Ms. Sorokin called Mr. Martinez the night before the opening to check in. He placed the call on speakerphone and held it up high as people tried to congratulate him on the opening.

“Free Anna Delvey!” people chanted before the call ended.

Todd Spodek (her trial lawyer) was among those present. He did not leave with any of her drawings.

“I already have a few select pieces from the one-woman private art show that happened at 111 Centre Street,” he quipped, referencing the location of her trial where she often sketched. But, he said, he was glad to see people’s interest in her work.

“Anna Delvey affects women now the way ‘Fight Club’ affected men in the ’90s,” Mr. Martinez said of Ms. Sorokin’s appeal. “All the women who were in the show said yes before I finished my sentence.”

More than half the artists in this show are women. Rina Oh’s pastel on paper titled “Her Royal Highness Princess Annoushka (Anna Delvey) Louise of Savoy” mimicked a portrait of Marie Antoinette, casting Ms. Sorokin as a member of the Russian monarchy.

“I’m making fun of the royals,” Ms. Oh said. “Because she took advantage of those kinds of people and they usually take advantage of us.”
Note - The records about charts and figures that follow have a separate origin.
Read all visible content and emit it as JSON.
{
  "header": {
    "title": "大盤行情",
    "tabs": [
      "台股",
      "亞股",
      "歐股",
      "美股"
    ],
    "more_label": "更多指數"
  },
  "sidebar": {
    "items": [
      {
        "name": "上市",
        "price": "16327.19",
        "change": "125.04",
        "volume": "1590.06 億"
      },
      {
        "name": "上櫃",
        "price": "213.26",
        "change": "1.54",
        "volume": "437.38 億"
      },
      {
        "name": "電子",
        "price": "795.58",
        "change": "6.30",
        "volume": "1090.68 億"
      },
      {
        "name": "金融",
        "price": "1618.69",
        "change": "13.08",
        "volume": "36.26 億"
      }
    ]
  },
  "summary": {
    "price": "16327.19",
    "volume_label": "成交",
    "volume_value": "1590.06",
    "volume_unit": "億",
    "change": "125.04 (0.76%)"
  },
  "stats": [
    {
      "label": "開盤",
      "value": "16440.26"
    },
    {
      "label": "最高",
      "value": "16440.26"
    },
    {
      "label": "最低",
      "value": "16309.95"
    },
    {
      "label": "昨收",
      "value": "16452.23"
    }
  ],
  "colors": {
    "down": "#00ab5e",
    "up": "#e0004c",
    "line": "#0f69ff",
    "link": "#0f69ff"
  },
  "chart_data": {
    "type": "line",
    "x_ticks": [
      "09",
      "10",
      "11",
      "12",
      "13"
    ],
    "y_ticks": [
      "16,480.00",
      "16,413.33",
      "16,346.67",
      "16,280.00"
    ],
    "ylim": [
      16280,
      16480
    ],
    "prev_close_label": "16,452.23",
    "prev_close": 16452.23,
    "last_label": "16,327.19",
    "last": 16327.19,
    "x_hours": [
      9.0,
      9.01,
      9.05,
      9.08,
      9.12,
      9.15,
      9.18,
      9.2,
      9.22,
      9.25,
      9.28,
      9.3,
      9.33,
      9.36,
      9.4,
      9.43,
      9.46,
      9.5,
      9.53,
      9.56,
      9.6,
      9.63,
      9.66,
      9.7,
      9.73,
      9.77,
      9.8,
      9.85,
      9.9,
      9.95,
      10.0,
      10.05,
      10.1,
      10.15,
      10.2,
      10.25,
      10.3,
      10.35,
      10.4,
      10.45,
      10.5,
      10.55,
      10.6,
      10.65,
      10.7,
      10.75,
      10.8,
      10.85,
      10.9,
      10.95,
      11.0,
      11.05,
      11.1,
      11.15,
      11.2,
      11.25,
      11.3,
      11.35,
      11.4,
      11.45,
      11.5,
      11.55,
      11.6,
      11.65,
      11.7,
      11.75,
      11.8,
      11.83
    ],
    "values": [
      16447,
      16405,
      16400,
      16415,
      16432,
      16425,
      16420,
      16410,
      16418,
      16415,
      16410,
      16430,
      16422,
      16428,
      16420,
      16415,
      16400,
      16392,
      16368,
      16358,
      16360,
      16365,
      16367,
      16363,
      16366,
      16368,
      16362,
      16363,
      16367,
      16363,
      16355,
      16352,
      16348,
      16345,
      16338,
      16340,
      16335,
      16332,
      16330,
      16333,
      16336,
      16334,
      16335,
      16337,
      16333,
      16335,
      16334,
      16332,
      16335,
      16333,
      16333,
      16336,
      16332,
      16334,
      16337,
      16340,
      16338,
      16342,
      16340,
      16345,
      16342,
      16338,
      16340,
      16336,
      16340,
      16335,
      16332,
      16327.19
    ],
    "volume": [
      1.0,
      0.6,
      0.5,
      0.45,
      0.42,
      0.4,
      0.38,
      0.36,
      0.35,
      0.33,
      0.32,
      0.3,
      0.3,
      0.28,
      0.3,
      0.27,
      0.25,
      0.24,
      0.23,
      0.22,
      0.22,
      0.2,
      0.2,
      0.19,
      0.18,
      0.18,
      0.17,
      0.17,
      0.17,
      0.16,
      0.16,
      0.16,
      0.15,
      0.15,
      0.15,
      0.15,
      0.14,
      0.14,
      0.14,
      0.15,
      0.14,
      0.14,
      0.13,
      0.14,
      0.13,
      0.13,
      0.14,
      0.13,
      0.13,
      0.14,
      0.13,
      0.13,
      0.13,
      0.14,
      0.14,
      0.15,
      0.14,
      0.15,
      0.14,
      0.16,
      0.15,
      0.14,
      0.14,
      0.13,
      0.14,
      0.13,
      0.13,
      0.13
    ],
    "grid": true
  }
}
Ms. Morrison used a sledgehammer for the show to create a commode that was filled with shredded paper inspired by former President Donald J. Trump. (She is currently in the process to mint several NFTs of images from the smashing.
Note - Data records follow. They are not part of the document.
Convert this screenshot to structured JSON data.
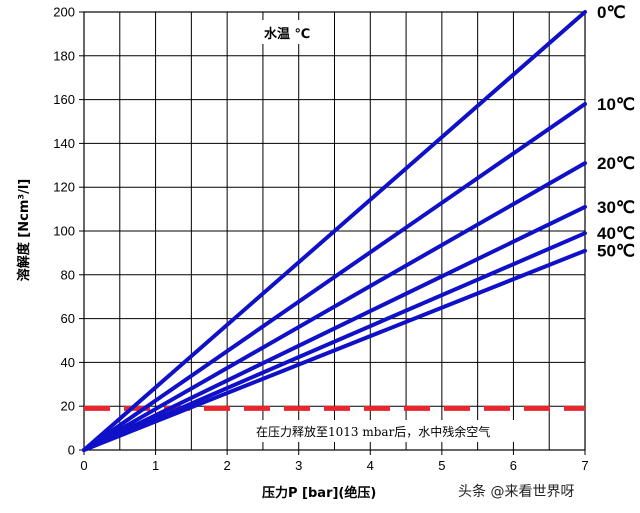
{
  "chart_data": {
    "type": "line",
    "xlabel": "压力P [bar](绝压)",
    "ylabel": "溶解度 [Ncm³/l]",
    "xlim": [
      0,
      7
    ],
    "ylim": [
      0,
      200
    ],
    "x_ticks": [
      "0",
      "1",
      "2",
      "3",
      "4",
      "5",
      "6",
      "7"
    ],
    "y_ticks": [
      "0",
      "20",
      "40",
      "60",
      "80",
      "100",
      "120",
      "140",
      "160",
      "180",
      "200"
    ],
    "grid": true,
    "legend_title": "水温 ℃",
    "series": [
      {
        "name": "0℃",
        "x": [
          0,
          7
        ],
        "y": [
          0,
          200
        ]
      },
      {
        "name": "10℃",
        "x": [
          0,
          7
        ],
        "y": [
          0,
          158
        ]
      },
      {
        "name": "20℃",
        "x": [
          0,
          7
        ],
        "y": [
          0,
          131
        ]
      },
      {
        "name": "30℃",
        "x": [
          0,
          7
        ],
        "y": [
          0,
          111
        ]
      },
      {
        "name": "40℃",
        "x": [
          0,
          7
        ],
        "y": [
          0,
          99
        ]
      },
      {
        "name": "50℃",
        "x": [
          0,
          7
        ],
        "y": [
          0,
          91
        ]
      }
    ],
    "reference_line": {
      "y": 19,
      "label": "在压力释放至1013 mbar后，水中残余空气",
      "color": "#e8262b"
    },
    "line_color": "#1010c8"
  },
  "watermark": "头条 @来看世界呀"
}
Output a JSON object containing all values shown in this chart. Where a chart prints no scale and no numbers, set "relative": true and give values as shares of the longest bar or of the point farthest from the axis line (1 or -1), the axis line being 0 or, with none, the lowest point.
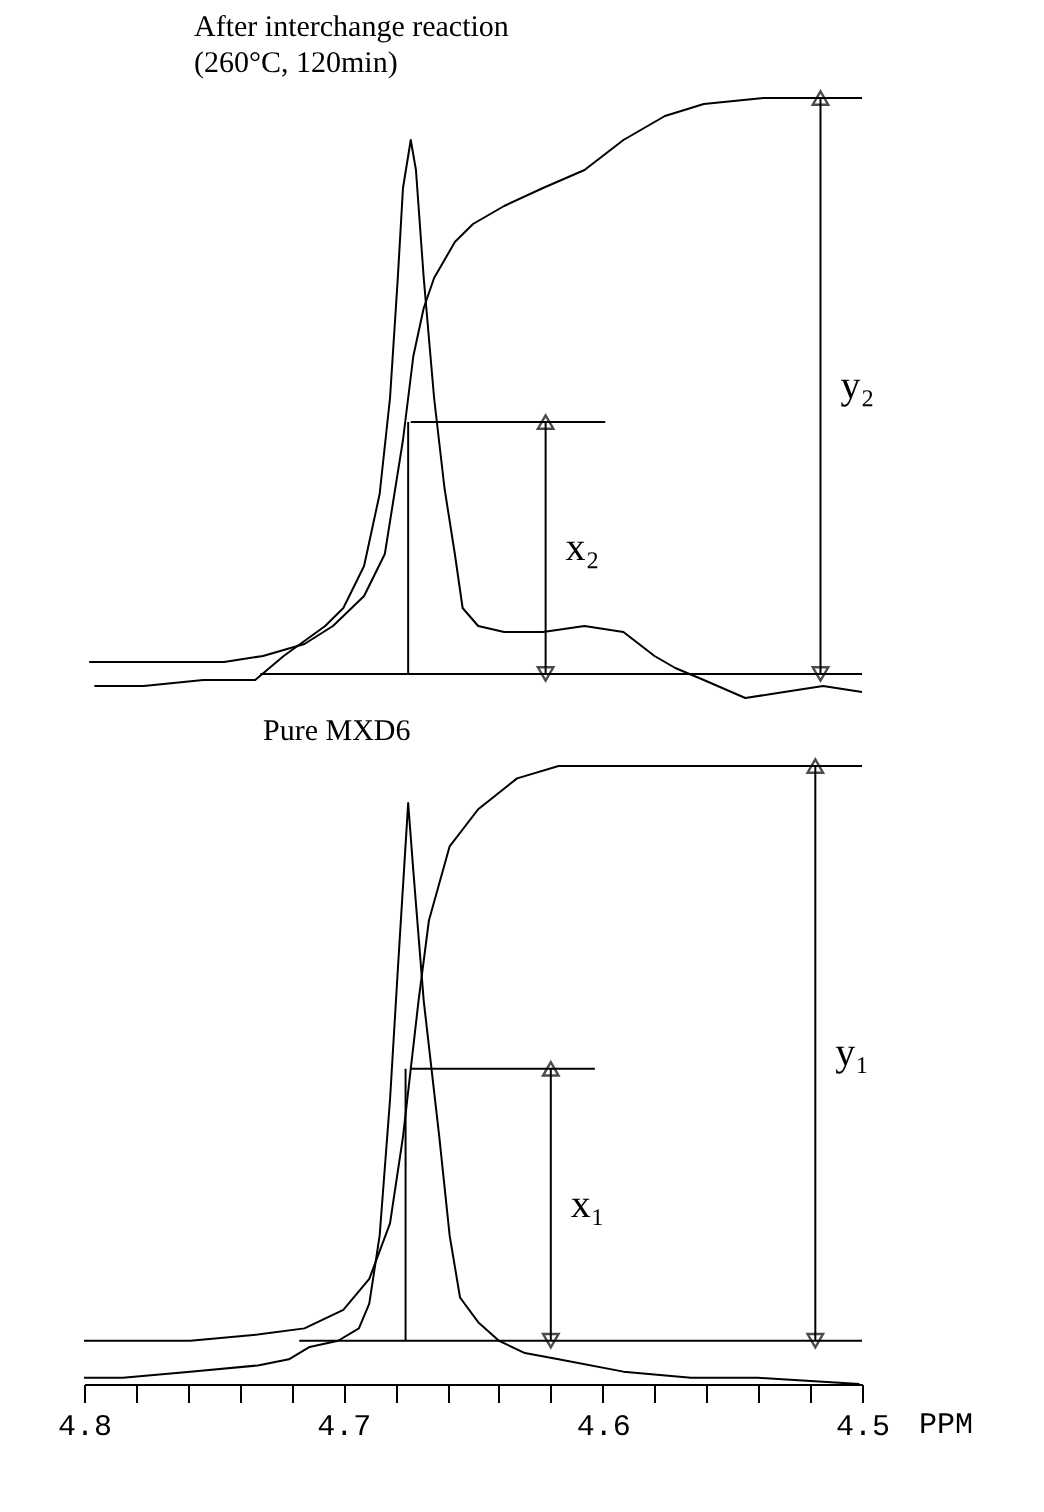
{
  "chart_data": [
    {
      "type": "line",
      "title": "After interchange reaction\n(260°C, 120min)",
      "relative": true,
      "xlim": [
        4.8,
        4.5
      ],
      "tick_labels": false,
      "series": [
        {
          "color": "#000000",
          "x": [
            4.796,
            4.777,
            4.754,
            4.734,
            4.723,
            4.707,
            4.7,
            4.692,
            4.686,
            4.682,
            4.679,
            4.677,
            4.674,
            4.672,
            4.669,
            4.665,
            4.661,
            4.657,
            4.654,
            4.648,
            4.638,
            4.623,
            4.607,
            4.592,
            4.58,
            4.572,
            4.561,
            4.545,
            4.53,
            4.515,
            4.5
          ],
          "values": [
            0.02,
            0.02,
            0.03,
            0.03,
            0.07,
            0.12,
            0.15,
            0.22,
            0.34,
            0.5,
            0.7,
            0.85,
            0.93,
            0.88,
            0.7,
            0.5,
            0.35,
            0.24,
            0.15,
            0.12,
            0.11,
            0.11,
            0.12,
            0.11,
            0.07,
            0.05,
            0.03,
            0.0,
            0.01,
            0.02,
            0.01
          ]
        },
        {
          "color": "#000000",
          "x": [
            4.798,
            4.746,
            4.731,
            4.715,
            4.704,
            4.692,
            4.684,
            4.677,
            4.673,
            4.669,
            4.665,
            4.657,
            4.65,
            4.638,
            4.623,
            4.607,
            4.592,
            4.576,
            4.561,
            4.538,
            4.5
          ],
          "values": [
            0.06,
            0.06,
            0.07,
            0.09,
            0.12,
            0.17,
            0.24,
            0.43,
            0.57,
            0.65,
            0.7,
            0.76,
            0.79,
            0.82,
            0.85,
            0.88,
            0.93,
            0.97,
            0.99,
            1.0,
            1.0
          ]
        },
        {
          "color": "#000000",
          "x": [
            4.732,
            4.5
          ],
          "values": [
            0.04,
            0.04
          ]
        },
        {
          "color": "#000000",
          "x": [
            4.674,
            4.599
          ],
          "values": [
            0.46,
            0.46
          ]
        },
        {
          "color": "#000000",
          "x": [
            4.675,
            4.675
          ],
          "values": [
            0.04,
            0.46
          ]
        },
        {
          "color": "#000000",
          "x": [
            4.622,
            4.622
          ],
          "values": [
            0.04,
            0.46
          ],
          "marker": "triangle"
        },
        {
          "color": "#000000",
          "x": [
            4.516,
            4.516
          ],
          "values": [
            0.04,
            1.0
          ],
          "marker": "triangle"
        }
      ],
      "annotations": [
        "x₂",
        "y₂"
      ]
    },
    {
      "type": "line",
      "title": "Pure MXD6",
      "relative": true,
      "xlabel": "PPM",
      "xlim": [
        4.8,
        4.5
      ],
      "xticks": [
        4.8,
        {
          "value": 4.78,
          "label": null
        },
        {
          "value": 4.76,
          "label": null
        },
        {
          "value": 4.74,
          "label": null
        },
        {
          "value": 4.72,
          "label": null
        },
        4.7,
        {
          "value": 4.68,
          "label": null
        },
        {
          "value": 4.66,
          "label": null
        },
        {
          "value": 4.64,
          "label": null
        },
        {
          "value": 4.62,
          "label": null
        },
        4.6,
        {
          "value": 4.58,
          "label": null
        },
        {
          "value": 4.56,
          "label": null
        },
        {
          "value": 4.54,
          "label": null
        },
        {
          "value": 4.52,
          "label": null
        },
        4.5
      ],
      "tick_labels": "x",
      "series": [
        {
          "color": "#000000",
          "x": [
            4.8,
            4.785,
            4.759,
            4.733,
            4.721,
            4.713,
            4.702,
            4.694,
            4.69,
            4.686,
            4.682,
            4.679,
            4.675,
            4.673,
            4.669,
            4.663,
            4.659,
            4.655,
            4.648,
            4.64,
            4.63,
            4.617,
            4.592,
            4.566,
            4.54,
            4.501
          ],
          "values": [
            0.01,
            0.01,
            0.02,
            0.03,
            0.04,
            0.06,
            0.07,
            0.09,
            0.13,
            0.24,
            0.46,
            0.67,
            0.94,
            0.83,
            0.62,
            0.4,
            0.24,
            0.14,
            0.1,
            0.07,
            0.05,
            0.04,
            0.02,
            0.01,
            0.01,
            0.0
          ]
        },
        {
          "color": "#000000",
          "x": [
            4.8,
            4.759,
            4.733,
            4.715,
            4.7,
            4.69,
            4.682,
            4.677,
            4.671,
            4.667,
            4.659,
            4.648,
            4.633,
            4.617,
            4.592,
            4.566,
            4.5
          ],
          "values": [
            0.07,
            0.07,
            0.08,
            0.09,
            0.12,
            0.17,
            0.26,
            0.4,
            0.62,
            0.75,
            0.87,
            0.93,
            0.98,
            1.0,
            1.0,
            1.0,
            1.0
          ]
        },
        {
          "color": "#000000",
          "x": [
            4.717,
            4.5
          ],
          "values": [
            0.07,
            0.07
          ]
        },
        {
          "color": "#000000",
          "x": [
            4.674,
            4.603
          ],
          "values": [
            0.51,
            0.51
          ]
        },
        {
          "color": "#000000",
          "x": [
            4.676,
            4.676
          ],
          "values": [
            0.07,
            0.51
          ]
        },
        {
          "color": "#000000",
          "x": [
            4.62,
            4.62
          ],
          "values": [
            0.07,
            0.51
          ],
          "marker": "triangle"
        },
        {
          "color": "#000000",
          "x": [
            4.518,
            4.518
          ],
          "values": [
            0.07,
            1.0
          ],
          "marker": "triangle"
        }
      ],
      "annotations": [
        "x₁",
        "y₁"
      ]
    }
  ]
}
Martinez stated that he hoped the exhibit would show immigration authorities Ms. Sorokin would offer more if she could get out of behind bars.
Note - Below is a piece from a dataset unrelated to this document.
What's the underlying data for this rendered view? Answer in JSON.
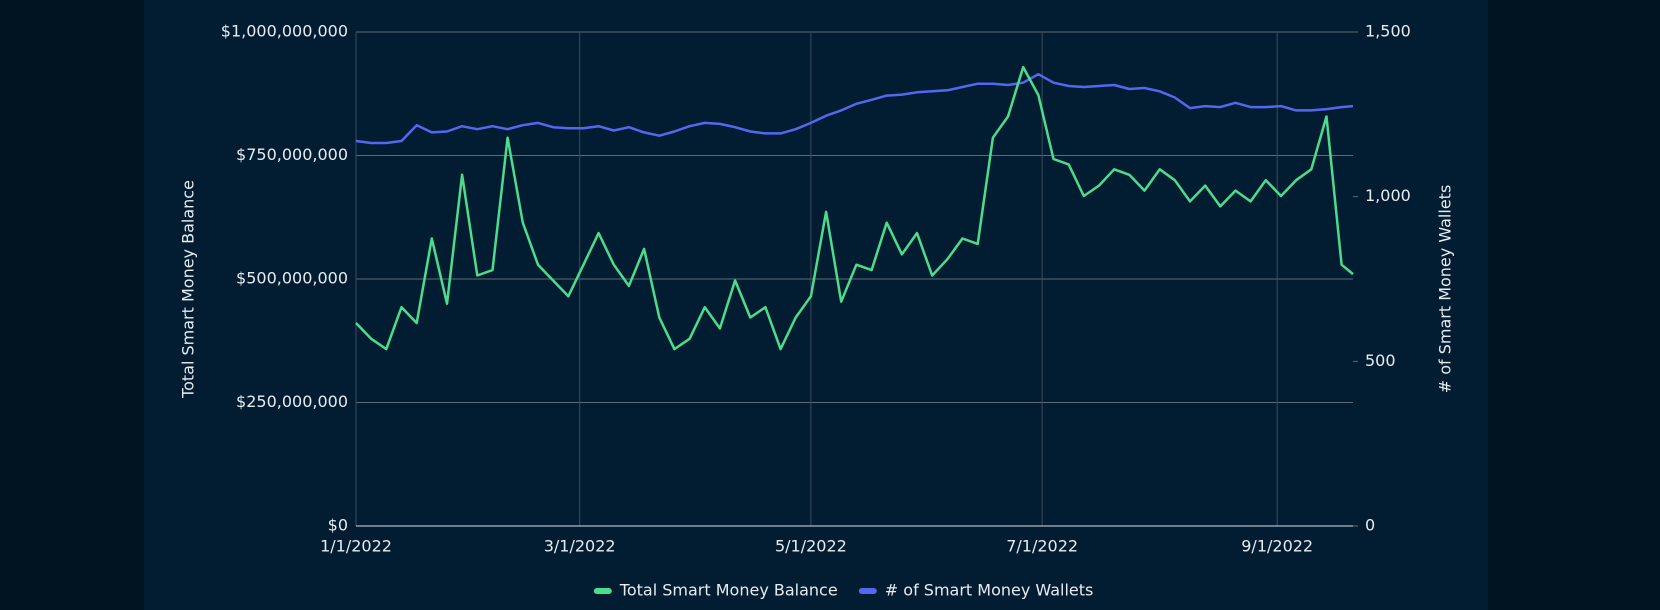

Chris Martine, an art dealer who has represented Ms. Sorokin for several months, said he is now planning a second exhibit — her first solo show — opening with 20 drawings at “an upscale Manhattan location,” as early as April, with the hope of later taking it to Los Angeles, Miami, London and Paris, among other large cities. He expected Ms. Sorokin would complete “the last few pieces” by next week.

It can be difficult to put on a show while being detained. Ms. Sorokin confirmed she received 9”x 12” watercolor paper and 12 non-toxic colored pencils but her set of watercolors — mistaken for makeup — did not pass through the metal detector. She isn’t allowed to use the pencil sharpener, so asks a correctional officer to sharpen her pencils. She’s also working without erasers: “So def can’t afford to make any mistakes,” Ms. Sorokin texted.

Mr. Martine stated that he had sent her photos he requested to inspire her, including: Balthazar Restaurant and Sant Ambroeus, SoHo; La Mamounia which was a luxurious Marrakesh hotel; Passages Malibu where she was arrested by law enforcement officials in 2017; and the New York courthouse steps.

Ms. Sorokin was required to barter with a group of detainees in order to coordinate the show. Her facility-issued tablet battery died quickly so she had to trade access to her devices for vending machine snacks. She purchases these snacks through her commissary account. “I’m contributing to the local economy,” Ms. Sorokin said.

But Mr. Martine said the hassle has been worth it: “We want the world to get a glimpse of Anna’s legitimate entrance into the fine art world.”

He added, “But beyond that, art is only partly about talent and determination and even more so about the artist’s ability to demand attention through their personality and story. And this is where she really shines.”

Ms. Sorokin was in her cell and contemplated how far her art career had progressed, building on her failed foundation attempt and the series events that kept her behind bars most of the last four years.

“It’s ironic,” she said. “How after having failed so publicly while trying to build A.D.F. a couple of years ago, people are way more interested in hearing my voice now than they were back in 2017.”